How Flexible EV Charging Can Revolutionize Colorado's Energy System
Colorado's ambitious goals for vehicle electrification could get a major boost. Find out how flexible EV charging can lead to significant cost savings and a more resilient, decarbonized energy system.

Introduction
The potential of vehicle charging flexibility within Colorado's ever-changing energy landscape has significant ambitions for vehicle electrification. EER's study, in partnership with Regulatory Assistance Project (RAP), focuses on the value of flexible vehicle charging to a decarbonized energy system. By modeling different flexibility scenarios, the study highlights potential cost savings and grid improvements that could result from smart EV charging strategies.
Methods
EER utilized its RIO model, incorporating data from the 2023 Annual Decarbonization Perspective, to conduct this analysis. RIO quantifies electricity generation and transmission costs, tracking peak load across four archetypal feeders: residential, commercial, industrial, and highway fast charging. The model assesses the value of flexible charging to the electricity sector by representing these four archetypal feeders. This approach allows for a detailed understanding of how shifting EV charging patterns can impact the broader energy system, offering insights beyond traditional analyses by co-optimizing electricity and fuels sectors.
Scenarios
The study explores several scenarios with varying levels of charging flexibility:
• Zero Flexibility (ZF): Represents a system without any transportation load shifting benefits.

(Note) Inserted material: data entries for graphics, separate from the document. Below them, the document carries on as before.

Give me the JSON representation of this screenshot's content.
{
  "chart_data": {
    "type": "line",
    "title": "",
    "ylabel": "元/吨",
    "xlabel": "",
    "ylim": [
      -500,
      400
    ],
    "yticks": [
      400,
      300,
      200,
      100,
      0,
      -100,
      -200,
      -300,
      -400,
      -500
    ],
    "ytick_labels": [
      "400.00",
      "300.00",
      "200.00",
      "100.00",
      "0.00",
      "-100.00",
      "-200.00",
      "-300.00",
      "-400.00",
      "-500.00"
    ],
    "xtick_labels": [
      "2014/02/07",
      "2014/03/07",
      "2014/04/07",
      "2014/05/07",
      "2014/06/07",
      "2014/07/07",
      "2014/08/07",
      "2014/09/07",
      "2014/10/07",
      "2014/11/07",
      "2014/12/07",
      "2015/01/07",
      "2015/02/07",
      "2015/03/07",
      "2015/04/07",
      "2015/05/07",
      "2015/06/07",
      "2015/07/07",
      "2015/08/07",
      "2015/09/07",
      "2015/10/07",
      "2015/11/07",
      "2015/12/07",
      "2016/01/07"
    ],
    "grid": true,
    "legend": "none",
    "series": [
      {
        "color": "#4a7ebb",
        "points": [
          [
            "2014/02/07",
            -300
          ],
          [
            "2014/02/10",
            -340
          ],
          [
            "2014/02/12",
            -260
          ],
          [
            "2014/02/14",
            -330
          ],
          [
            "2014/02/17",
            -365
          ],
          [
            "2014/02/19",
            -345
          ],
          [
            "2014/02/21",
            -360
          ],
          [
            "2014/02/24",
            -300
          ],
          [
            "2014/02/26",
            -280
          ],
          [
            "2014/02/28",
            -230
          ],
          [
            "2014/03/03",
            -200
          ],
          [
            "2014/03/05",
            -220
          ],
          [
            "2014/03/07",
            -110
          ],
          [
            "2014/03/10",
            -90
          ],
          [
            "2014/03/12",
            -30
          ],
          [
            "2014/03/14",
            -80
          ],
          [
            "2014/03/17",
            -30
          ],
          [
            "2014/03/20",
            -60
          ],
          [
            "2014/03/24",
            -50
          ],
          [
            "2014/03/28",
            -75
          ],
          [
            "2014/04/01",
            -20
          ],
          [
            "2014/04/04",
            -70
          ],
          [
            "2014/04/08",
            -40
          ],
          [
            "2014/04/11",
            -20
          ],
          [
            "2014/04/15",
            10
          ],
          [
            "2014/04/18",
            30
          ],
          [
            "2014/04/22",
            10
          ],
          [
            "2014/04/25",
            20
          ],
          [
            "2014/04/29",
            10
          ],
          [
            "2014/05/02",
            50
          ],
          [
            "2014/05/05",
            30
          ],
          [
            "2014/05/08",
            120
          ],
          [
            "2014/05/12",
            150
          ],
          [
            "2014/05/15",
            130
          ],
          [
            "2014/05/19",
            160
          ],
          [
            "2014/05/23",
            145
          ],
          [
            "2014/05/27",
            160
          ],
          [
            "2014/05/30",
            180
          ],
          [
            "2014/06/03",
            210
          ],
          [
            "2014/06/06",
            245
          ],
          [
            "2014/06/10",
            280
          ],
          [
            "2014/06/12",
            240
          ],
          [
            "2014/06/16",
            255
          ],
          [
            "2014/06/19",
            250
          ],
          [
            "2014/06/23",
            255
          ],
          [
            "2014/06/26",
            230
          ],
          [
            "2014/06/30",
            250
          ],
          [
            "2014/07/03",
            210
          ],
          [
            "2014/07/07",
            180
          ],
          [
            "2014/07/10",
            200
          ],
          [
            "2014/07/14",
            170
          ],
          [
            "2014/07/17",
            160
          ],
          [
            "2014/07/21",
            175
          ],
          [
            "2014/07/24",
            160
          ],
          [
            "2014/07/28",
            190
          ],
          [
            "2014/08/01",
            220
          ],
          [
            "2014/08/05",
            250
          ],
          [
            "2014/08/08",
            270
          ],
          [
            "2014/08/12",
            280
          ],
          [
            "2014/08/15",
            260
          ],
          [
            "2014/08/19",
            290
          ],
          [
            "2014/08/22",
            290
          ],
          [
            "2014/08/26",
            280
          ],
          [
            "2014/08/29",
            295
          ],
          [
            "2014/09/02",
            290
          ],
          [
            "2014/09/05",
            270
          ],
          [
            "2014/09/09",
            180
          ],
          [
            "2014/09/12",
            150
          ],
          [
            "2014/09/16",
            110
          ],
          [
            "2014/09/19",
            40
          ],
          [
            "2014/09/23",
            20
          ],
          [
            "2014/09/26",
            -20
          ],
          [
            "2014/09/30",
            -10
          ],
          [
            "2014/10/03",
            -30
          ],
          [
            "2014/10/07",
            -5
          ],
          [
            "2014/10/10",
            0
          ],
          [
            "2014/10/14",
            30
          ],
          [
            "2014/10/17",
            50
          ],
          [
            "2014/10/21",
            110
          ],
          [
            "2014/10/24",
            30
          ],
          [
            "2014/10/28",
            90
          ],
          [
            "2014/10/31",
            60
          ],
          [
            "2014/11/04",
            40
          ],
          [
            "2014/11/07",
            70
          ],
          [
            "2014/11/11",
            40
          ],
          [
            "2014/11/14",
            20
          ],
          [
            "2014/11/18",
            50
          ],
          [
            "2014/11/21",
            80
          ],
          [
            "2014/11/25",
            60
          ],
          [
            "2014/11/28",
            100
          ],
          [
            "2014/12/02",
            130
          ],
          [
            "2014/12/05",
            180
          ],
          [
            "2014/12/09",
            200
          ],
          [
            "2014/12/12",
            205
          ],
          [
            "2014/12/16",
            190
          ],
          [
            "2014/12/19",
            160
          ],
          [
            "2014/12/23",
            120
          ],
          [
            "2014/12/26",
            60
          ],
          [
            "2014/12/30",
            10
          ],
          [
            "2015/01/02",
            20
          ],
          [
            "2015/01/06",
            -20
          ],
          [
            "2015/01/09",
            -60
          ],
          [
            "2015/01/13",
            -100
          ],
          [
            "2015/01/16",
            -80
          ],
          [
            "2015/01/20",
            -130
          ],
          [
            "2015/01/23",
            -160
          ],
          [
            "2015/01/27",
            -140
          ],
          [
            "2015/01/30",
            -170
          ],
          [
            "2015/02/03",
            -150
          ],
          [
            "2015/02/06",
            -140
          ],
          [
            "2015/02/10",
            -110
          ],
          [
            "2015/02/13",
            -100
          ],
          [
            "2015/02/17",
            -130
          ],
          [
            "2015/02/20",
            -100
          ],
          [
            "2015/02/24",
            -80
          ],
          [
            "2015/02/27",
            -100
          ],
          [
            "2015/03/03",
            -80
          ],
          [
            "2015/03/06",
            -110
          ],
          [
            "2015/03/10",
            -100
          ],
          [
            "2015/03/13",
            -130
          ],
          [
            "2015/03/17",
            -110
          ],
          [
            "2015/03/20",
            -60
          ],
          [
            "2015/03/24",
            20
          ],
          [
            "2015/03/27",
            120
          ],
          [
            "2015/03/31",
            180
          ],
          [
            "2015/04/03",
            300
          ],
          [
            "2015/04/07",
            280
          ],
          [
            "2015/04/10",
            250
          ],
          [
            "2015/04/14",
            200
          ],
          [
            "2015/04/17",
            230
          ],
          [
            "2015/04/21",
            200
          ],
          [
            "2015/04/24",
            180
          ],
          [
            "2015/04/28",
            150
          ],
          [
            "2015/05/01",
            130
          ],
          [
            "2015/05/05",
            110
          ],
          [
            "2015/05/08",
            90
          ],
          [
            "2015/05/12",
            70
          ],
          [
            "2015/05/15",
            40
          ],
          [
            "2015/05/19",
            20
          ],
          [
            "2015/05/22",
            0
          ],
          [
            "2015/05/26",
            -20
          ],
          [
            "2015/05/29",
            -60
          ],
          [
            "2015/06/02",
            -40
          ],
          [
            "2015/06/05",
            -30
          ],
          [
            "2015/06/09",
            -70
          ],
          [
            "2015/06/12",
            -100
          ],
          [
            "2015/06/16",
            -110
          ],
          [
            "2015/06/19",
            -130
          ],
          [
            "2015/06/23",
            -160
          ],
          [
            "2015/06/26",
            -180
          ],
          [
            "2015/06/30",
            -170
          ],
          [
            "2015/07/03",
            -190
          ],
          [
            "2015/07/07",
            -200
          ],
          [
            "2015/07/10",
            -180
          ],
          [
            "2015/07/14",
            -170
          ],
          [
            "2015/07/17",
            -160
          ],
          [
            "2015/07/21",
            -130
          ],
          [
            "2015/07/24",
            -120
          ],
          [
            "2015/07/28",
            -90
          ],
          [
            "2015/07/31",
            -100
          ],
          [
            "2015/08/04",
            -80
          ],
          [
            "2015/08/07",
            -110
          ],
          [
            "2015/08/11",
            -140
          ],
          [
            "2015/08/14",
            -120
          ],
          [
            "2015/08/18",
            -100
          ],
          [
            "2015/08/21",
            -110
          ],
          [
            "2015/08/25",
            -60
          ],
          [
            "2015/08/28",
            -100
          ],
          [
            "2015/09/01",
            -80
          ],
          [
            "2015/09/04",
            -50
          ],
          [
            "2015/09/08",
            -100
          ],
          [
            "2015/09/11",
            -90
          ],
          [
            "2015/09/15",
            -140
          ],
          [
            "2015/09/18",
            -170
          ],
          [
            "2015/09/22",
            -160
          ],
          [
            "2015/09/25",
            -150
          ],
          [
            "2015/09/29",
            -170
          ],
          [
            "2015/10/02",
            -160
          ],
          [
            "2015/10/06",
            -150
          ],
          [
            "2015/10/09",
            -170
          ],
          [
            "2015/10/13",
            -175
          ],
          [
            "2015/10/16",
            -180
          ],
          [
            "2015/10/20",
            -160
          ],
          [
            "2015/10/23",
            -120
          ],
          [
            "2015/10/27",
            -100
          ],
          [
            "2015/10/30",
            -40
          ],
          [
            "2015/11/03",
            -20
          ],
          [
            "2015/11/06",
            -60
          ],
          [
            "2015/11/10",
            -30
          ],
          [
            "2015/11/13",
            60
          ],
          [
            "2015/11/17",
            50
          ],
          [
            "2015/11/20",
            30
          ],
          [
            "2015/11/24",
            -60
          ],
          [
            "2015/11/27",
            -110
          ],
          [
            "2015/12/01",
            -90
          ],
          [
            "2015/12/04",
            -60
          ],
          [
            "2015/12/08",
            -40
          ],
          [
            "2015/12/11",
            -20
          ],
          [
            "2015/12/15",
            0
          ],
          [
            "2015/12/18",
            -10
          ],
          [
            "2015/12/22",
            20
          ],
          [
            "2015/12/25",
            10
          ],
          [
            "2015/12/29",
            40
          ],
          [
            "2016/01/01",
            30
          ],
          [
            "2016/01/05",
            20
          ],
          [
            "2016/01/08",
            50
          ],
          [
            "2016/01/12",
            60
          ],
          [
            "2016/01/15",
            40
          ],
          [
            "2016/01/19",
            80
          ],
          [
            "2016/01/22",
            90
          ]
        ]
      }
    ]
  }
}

• Flexibility Light (FL): Assumes limited flexibility from heavy-duty vehicles (HDV) and medium-duty vehicles (MDV), with only 50% of light-duty vehicles (LDV) able to shift charging in residential settings (4 hours of shifting).
• Flexibility Mid (FM): Assumes minimal flexibility from HDV and MDV (2-hour delay for overnight charging), no highway charging flexibility, and 75% of LDV able to shift charging (8 hours of shifting). • Flexibility High (FH): Assumes additional flexibility across all vehicle types, with potential for up to 24-hour participation in demand response programs for LDV (75% participation) and shifting capabilities for HDV, MDV, and highway charging.

Results
Here are some key findings from the study:
- Significant Value: Vehicle flexibility unlocks significant value for the energy system.
- The total energy system value ranges from $100-$300 million per year in 2035 to $200-$900 million per year by 2050.
- The "Flexibility High" scenario delivers the most value.
- Avoided Investments: Flexibility reduces the need for grid upgrades and optimizes renewable and storage investments.
- Enhanced demand flexibility flattens system peaks.
- With high levels of vehicle flexibility, the energy system can avoid thermal investments.
- Residential is Key: Residential LDV charging flexibility is a major driver of overall value.
- A significant portion of overall value is based on avoided costs associated with the residential feeder.
- This flexibility is enabled by increased use of Level 2 charging in residential applications.
Discussion
The study underscores that unlocking inherent flexibility through strategic programs is crucial, yet flexibility alone cannot overcome broader economic barriers without complementary policies. To harness the full potential of flexible EV charging, policymakers can design targeted incentives that encourage adoption while aligning consumer behavior with grid needs. Furthermore, utility-led programs, such as time-of-use rates and managed charging initiatives, could bridge the gap between technological potential and real-world implementation. Future research could delve into the interplay between dynamic pricing models, equity considerations, and grid modernization efforts to further maximize the benefits of vehicle flexibility for Colorado's evolving energy system.